Quand l'évêque décide de scinder la paroisse en deux entités, Santa Maria et Sacro Cuore, l'atmosphère locale devient explosive. Après avoir entendu dire « nous » pour désigner le collectif des familles ou des habitants, Maurizio découvre un changement dans les conversations des anciens, le soir sur les chaises basses sorties sur les trottoirs : il s'étonne de ces « eux » et de ces « ils » qui sanctionnent la division soudaine de la communauté. C'est ainsi que se prépare la guerre des saints.
La fête de la Rencontre se déroule selon une coutume séculaire : au terme d'une procession double, les statues de la Vierge éplorée et du Christ ressuscité se rencontrent sur la place centrale de Crabas.

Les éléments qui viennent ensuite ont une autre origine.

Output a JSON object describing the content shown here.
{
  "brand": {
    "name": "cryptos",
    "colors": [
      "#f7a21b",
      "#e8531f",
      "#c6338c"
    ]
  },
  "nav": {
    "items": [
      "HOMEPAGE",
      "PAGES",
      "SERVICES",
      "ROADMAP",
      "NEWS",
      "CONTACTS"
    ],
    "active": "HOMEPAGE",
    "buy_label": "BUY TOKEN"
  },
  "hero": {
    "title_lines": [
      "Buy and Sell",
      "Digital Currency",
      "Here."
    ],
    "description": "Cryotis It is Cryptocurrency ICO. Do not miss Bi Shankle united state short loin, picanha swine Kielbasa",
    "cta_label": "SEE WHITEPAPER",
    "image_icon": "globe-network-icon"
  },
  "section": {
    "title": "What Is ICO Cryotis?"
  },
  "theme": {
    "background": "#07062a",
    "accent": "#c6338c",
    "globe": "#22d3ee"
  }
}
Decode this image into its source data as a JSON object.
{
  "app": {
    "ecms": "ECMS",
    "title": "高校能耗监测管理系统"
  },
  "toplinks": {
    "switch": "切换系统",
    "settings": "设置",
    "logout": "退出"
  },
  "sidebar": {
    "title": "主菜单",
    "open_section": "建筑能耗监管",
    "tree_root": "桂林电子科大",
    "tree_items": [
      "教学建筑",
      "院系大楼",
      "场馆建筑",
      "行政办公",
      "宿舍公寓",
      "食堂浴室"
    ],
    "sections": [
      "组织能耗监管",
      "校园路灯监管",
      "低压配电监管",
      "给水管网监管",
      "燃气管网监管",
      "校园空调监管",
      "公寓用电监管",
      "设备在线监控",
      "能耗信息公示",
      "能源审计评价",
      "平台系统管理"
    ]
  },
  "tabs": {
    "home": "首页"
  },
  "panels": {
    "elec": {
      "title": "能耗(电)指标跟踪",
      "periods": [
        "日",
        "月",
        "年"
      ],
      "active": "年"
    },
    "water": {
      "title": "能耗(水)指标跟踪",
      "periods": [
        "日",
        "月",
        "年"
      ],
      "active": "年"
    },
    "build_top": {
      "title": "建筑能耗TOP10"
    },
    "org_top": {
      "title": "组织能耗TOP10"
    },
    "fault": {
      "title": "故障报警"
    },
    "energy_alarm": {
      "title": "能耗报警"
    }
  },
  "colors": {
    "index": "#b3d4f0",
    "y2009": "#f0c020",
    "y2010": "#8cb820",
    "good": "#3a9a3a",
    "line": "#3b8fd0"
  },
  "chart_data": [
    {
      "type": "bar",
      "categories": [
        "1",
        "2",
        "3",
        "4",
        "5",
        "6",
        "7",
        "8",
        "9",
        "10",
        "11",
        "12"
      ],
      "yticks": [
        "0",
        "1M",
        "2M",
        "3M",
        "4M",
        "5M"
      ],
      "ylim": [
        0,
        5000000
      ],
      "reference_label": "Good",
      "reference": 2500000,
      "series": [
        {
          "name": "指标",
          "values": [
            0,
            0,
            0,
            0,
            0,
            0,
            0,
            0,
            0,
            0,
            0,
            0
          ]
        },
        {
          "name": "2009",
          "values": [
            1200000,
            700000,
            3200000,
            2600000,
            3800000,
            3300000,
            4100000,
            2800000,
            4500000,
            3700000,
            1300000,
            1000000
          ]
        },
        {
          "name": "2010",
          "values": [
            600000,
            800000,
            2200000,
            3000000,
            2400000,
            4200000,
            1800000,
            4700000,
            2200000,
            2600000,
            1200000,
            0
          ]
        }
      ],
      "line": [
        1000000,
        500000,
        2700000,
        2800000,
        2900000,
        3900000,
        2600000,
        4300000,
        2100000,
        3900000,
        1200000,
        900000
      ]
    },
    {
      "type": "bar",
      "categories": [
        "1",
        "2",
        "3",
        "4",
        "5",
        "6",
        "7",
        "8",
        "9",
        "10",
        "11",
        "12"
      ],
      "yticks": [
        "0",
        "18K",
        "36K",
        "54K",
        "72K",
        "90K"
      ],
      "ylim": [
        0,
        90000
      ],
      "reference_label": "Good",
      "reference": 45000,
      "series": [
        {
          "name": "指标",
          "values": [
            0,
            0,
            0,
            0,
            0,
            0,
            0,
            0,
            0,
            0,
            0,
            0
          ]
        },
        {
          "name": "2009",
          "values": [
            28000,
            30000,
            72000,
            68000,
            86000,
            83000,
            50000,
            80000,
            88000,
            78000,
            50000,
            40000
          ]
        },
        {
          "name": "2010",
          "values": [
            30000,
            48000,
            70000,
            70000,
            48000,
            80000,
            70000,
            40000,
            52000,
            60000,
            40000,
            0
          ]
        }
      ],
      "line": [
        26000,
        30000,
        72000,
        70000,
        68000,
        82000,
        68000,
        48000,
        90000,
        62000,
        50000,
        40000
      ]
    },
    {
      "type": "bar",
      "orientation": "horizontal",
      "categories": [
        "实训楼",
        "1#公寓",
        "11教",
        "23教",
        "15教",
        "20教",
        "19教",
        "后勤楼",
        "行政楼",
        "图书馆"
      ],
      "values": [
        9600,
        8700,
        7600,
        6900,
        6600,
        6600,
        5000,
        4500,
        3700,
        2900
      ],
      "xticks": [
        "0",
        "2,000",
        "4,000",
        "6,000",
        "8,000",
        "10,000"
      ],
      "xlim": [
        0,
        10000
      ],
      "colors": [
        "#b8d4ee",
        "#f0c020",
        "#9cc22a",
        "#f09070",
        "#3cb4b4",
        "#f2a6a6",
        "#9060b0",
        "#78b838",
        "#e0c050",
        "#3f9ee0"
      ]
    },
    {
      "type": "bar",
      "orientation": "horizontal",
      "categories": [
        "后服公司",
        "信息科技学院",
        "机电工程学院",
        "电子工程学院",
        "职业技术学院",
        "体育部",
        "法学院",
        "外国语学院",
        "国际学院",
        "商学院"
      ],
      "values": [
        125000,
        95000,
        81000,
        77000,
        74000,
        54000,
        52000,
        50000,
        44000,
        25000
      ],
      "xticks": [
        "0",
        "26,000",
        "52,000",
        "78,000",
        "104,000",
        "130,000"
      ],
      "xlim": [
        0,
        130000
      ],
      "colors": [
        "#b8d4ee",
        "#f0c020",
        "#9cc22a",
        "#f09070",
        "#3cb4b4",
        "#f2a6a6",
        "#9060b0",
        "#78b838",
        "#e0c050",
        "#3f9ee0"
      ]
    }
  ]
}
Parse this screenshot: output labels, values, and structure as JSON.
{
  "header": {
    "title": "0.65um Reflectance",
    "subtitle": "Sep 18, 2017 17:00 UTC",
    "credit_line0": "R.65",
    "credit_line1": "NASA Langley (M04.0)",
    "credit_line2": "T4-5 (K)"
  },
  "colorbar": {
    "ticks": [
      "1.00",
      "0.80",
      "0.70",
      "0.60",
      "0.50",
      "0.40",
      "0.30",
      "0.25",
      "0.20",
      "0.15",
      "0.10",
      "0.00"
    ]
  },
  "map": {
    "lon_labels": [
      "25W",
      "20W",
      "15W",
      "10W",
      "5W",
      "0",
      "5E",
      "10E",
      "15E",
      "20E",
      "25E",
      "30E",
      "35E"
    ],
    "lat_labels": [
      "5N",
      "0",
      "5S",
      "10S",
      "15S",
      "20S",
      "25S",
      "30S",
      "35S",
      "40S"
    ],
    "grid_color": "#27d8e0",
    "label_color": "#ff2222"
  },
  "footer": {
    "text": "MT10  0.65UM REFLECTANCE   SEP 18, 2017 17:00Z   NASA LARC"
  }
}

La partition décidée par les autorités religieuses et l'ambition de don Gigi à la tête de la nouvelle paroisse risquent de gâcher la fête qu'attendent les habitants, même les moins pieux. La rivalité qui anime les garçons n'est pas de bonne augure depuis que l'un d'eux a rejoint la paroisse sécessionniste.
Pourtant, dans cette longue nouvelle qui ne prend jamais vraiment des allures de Clochemerle malgré la possibilité qu'offre le sujet, la sagesse prend naissance paradoxalement chez ces gamins qui paraissaient prêts à rejoindre l'affrontement collectif. Telle est la morale de l'histoire.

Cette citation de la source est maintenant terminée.